We are currently in the evaluation-stage of hardware development for our new image processing hardware, testing different CPU architectures - with one possible candidate beeingFreescale LS2xxx chips. Because (integer) SIMD throughput with hand-crafted assembly is a crucial factor for the workload we typically see, we've tried to benchmark the Cortex-A57 in order to measure the peak throughput.
The Cortex-A57 Optimization Guide states that most integer instructions operating on 128-bit vector data can be dual-issued (Page 24, integer basic F0/F1, logical F0/F1, execution throughput 2).
However with our internal (synthetic) benchmarks, throughput seems to be limited to exactly 1 128-bit neon integer instruction, even when there is plenty of instruction parallelism available (the benchmark was written with the intention to test whether 128-bit neon instructions can be dual-issued, so this is something we took care). When mixing 50% 128-bit with 50% 64-bit instructions, we were able to achieve 1.25 instructions per clock.
The benchmark is neon/asimd only, does not measure load/stores and does not mix/match asimd with conventional instructions.
Are there special measures which have to be taken in order to get dual-issue throughput when using 128-bit ASIMD/Neon instructions?
Thank you in advance, Clemens
Update: With the benchmark code below, I get an IPC of roughly 1.4-1.5. All instructions used are listed with an execution throughput of 2.

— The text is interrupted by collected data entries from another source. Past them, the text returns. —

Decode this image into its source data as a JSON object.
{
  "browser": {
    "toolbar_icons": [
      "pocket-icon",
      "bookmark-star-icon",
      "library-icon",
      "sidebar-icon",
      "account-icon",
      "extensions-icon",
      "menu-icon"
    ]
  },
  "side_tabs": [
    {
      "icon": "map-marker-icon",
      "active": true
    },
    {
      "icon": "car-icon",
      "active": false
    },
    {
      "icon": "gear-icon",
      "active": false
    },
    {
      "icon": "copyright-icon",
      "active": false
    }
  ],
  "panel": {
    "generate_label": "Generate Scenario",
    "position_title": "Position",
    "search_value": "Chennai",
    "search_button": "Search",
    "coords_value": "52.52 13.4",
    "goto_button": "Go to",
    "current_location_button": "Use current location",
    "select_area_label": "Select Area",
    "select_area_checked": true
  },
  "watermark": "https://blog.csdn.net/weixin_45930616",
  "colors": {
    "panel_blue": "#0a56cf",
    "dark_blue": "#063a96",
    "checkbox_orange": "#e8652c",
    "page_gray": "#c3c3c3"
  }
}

Making the loop shorter or longer doesn't change the throughput. Any idea what is going wrong here?
.loop:
vadd.i32 q2, q3, q2
vadd.i32 q3, q4, q3
vadd.i32 q4, q5, q4
vadd.i32 q5, q6, q5
vadd.i32 q6, q7, q6
vadd.i32 q7, q8, q7
vadd.i32 q8, q9, q8
vadd.i32 q9, q10, q9
vadd.i32 q10, q11, q10
vadd.i32 q11, q12, q11
vadd.i32 q12, q13, q12
vadd.i32 q13, q14, q13
vadd.i32 q14, q15, q14
vadd.i32 q15, q1, q15
vand q2, q3, q2
vand q3, q4, q3
vand q4, q5, q4
vand q5, q6, q5
vand q6, q7, q6
vand q7, q8, q7
vand q8, q9, q8
vand q9, q10, q9
vand q10, q11, q10
vand q11, q12, q11
vand q12, q13, q12
vand q13, q14, q13
vand q14, q15, q14
vand q15, q1, q15
subs r0, r0, #1
bne .loop
The possible cause of the issue is the instruction fetch overhead. To adequately view the dual instructions throughput, you have the test code and data to be completely loaded and locked in a single L1 cache lane, whose size is 64 bytes for the Cortex A-57 architecture. Please try it.
Have a great day,
Artur
-----------------------------------------------------------------------------------------------------------------------
Note: If this post answers your question, please click the Correct Answer button. Thank you!
-----------------------------------------------------------------------------------------------------------------------
Hello Artur,
Thanks for your answer. The loop is executed 16M times, so the code should be in L1I - and there are no loads/stores, just register operations.
Br, Clemens